Il film di Walter Salles (che molti ricorderanno come regista del fortunato Central do Brasil) è una sorta
di atipico road-movie, dove il viaggio non simboleggia la fuga dalla realtà o dal quotidiano, ma funge da
formazione di una coscienza politica e civile; un'esplorazione avventurosa alla scoperta dell'America latina che permette ai due giovani
amici di riappropriarsi delle proprie origini, e di scoprire se stessi toccando con mano una realtà fatta di povertà, arretratezza,
ingiustizie e soprusi storici. Il ritratto dei due giovani amici è struggente anche se a volte ostentatamente "giovanilistico", e l'immagine di
Guevara è quella di un giovane inquieto, con un profondo senso della giustizia e dell'onestà ma politicamente ancora privo di
formazione, se non di una forma spontaneistica e terzomondista di approccio alla realtà. Questo elemento, che a molti farà storcere la
bocca (erroneamente, visto che le riflessioni dei protagonisti, per quanto selezionate, sono tratte dai loro rispettivi libri sull'esperienza)
è probabilmente la forza di un film che rifiuta fortunatamente di proporci un'immagine mitizzata ed eroica del rivoluzionario che sarà,
illustrando le sue ansie, i suoi dubbi, la sua incompiutezza ed anche la sua malattia polmonare.
Un consiglio: non fuggite dalla sala appena vedete scorrere i titoli di coda, vi perdereste alcune affascinanti e vere foto del viaggio e il
vecchio, vissuto viso di Alberto Granado.
3 Dicembre 2010
Alpha Dog
Un film di Nick Cassavetes. Con Emile Hirsch, Justin Timberlake, Anton
Yelchin, Sharon Stone, Bruce Willis.
Drammatico, durata 113 min. - USA 2005. –
Johnny Truelove, uno spacciatore di droga si scontra con Jake Muzursky, a causa di un
debito di droga non pagato, i due personaggi dalla forte personalità entrano in collisione e la
situazione precipita velocemente. Dopo una serie di vicende, mentre si dirigono ad una festa
nel deserto, Johnny, insieme alla sua banda, rapisce il fratello più giovane di Jake, per
ottenere in cambio il pagamento di tutti i debiti. Inizialmente, i ragazzi non hanno alcuna
intenzione di far male al quindicenne Zack e lui non ha alcuna coscienza del grave pericolo
che sta correndo.
Nick Cassavetes, regista dell'ottimo "John Q", film del 2002 con Denzel Washington, torna
dietro la macchina da presa per raccontare un vero fatto di cronaca, l'omicidio di un minorenne, successo pochi anni fa, tanto che
alcuni colpevoli del misfatto, tutti adolescenti, soggiornano tuttora nel braccio della morte. Un istant-movie dunque, che attraverso le
vicende narrate tocca alcune tematiche piuttosto attuali, come il degrado di una certa fetta di adolescenti occidentali.
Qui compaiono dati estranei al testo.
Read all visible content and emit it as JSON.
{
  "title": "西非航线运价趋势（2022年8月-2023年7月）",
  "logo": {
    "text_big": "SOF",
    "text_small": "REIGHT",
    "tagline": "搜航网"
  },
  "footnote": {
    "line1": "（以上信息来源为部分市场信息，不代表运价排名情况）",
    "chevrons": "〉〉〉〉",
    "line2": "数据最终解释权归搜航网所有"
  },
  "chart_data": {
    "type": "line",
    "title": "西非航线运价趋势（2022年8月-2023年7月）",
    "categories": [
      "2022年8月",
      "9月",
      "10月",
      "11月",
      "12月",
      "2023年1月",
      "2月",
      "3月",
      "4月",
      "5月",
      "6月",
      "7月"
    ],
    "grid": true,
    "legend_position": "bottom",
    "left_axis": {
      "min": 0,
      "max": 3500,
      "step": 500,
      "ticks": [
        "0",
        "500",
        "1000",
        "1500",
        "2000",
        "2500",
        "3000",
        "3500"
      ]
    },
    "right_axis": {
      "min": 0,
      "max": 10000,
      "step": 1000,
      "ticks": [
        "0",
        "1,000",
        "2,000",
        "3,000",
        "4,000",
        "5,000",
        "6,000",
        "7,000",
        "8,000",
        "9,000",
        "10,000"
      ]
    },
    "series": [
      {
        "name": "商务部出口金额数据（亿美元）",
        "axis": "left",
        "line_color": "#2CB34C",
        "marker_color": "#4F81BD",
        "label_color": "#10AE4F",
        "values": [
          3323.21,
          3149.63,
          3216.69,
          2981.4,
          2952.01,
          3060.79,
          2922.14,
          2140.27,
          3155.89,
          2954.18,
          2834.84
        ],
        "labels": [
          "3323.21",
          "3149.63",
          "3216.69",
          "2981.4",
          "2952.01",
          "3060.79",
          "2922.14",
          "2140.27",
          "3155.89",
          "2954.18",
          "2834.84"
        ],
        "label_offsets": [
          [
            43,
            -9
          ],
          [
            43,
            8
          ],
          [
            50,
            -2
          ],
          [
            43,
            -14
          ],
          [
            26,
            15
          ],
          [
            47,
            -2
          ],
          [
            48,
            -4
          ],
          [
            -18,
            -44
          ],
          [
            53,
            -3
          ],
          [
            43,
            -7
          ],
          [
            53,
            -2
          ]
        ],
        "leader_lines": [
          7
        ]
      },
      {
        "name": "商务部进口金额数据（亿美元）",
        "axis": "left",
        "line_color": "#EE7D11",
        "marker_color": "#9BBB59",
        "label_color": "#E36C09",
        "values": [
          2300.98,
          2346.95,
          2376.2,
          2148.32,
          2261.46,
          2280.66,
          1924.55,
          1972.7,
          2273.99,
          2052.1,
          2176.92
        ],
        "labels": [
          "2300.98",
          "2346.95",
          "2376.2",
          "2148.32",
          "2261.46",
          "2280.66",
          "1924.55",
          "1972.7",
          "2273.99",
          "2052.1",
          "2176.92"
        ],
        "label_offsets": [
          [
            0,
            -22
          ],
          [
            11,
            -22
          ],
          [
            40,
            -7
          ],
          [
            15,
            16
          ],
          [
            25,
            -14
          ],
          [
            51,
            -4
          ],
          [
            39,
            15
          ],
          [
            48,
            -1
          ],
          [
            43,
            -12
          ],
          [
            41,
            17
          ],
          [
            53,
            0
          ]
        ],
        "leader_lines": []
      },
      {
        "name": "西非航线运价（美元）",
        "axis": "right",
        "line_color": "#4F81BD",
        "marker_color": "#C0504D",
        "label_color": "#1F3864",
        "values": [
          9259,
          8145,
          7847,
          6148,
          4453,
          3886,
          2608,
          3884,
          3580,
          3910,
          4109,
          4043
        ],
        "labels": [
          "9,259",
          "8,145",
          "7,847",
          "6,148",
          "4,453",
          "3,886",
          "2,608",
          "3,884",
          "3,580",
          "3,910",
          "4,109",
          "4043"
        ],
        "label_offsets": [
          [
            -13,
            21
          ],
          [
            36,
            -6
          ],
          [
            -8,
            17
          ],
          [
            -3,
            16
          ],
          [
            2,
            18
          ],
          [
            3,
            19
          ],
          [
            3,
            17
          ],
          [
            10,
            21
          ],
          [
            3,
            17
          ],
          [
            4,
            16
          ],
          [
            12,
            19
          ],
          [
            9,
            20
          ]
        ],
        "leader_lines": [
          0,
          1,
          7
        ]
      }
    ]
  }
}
Il regista ricostruisce l'accaduto dettagliatamente, come se si stesse leggendo un articolo di cronaca nera. Alla ricostruzione infatti, a
dare un taglio quasi documentaristico, vi sono inframmezzate alcune interviste post-fattaccio ai testimoni, e alcuni sottotitoli che
indicano nomi e cognomi di tutti i protagonisti. Una narrazione quasi didascalica, che è da una parte un limite del film ma dall'altra
anche un pregio. Se difatti il racconto manca in alcuni punti di ritmo e di enfasi, con situazioni inutilmente dilungate, la meccanicità con
la quale ci conduce all'assurdo e crudo epilogo, sottolinea e amplifica con efficacia la puerilità delle varie motivazioni e situazioni che
portano all'efferato gesto. Ed è proprio tal puerilità l'elemento più interessante e sconcertante della pellicola: dietro ai comportamenti
dei protagonisti non c'è difatti razionalità o emotività, semplicemente stupidità e incoscienza. D'altronde cosa ci si può aspettare dai
rappresentanti di una generazione senza punti di riferimento, che beve e fuma in continuazione, ed è perennemente inconsapevole
delle proprie azioni?
Un'opera dunque che sa far pensare e che lascia un forte amaro in bocca, con un'accusa chiara del regista alla leggerezza con cui la
società odierna permette alle future generazioni di "vivere" nei più svariati modi, condivisibile ed apprezzabile, e non bacchettona.
Buoni i vari interpreti, fra cui un Justin Timberlack che non inficia lo spettacolo, e Sharon Stone e Bruce Willis nei panni di due "tipi" di
genitore agli antipodi, parti piccole ma significative.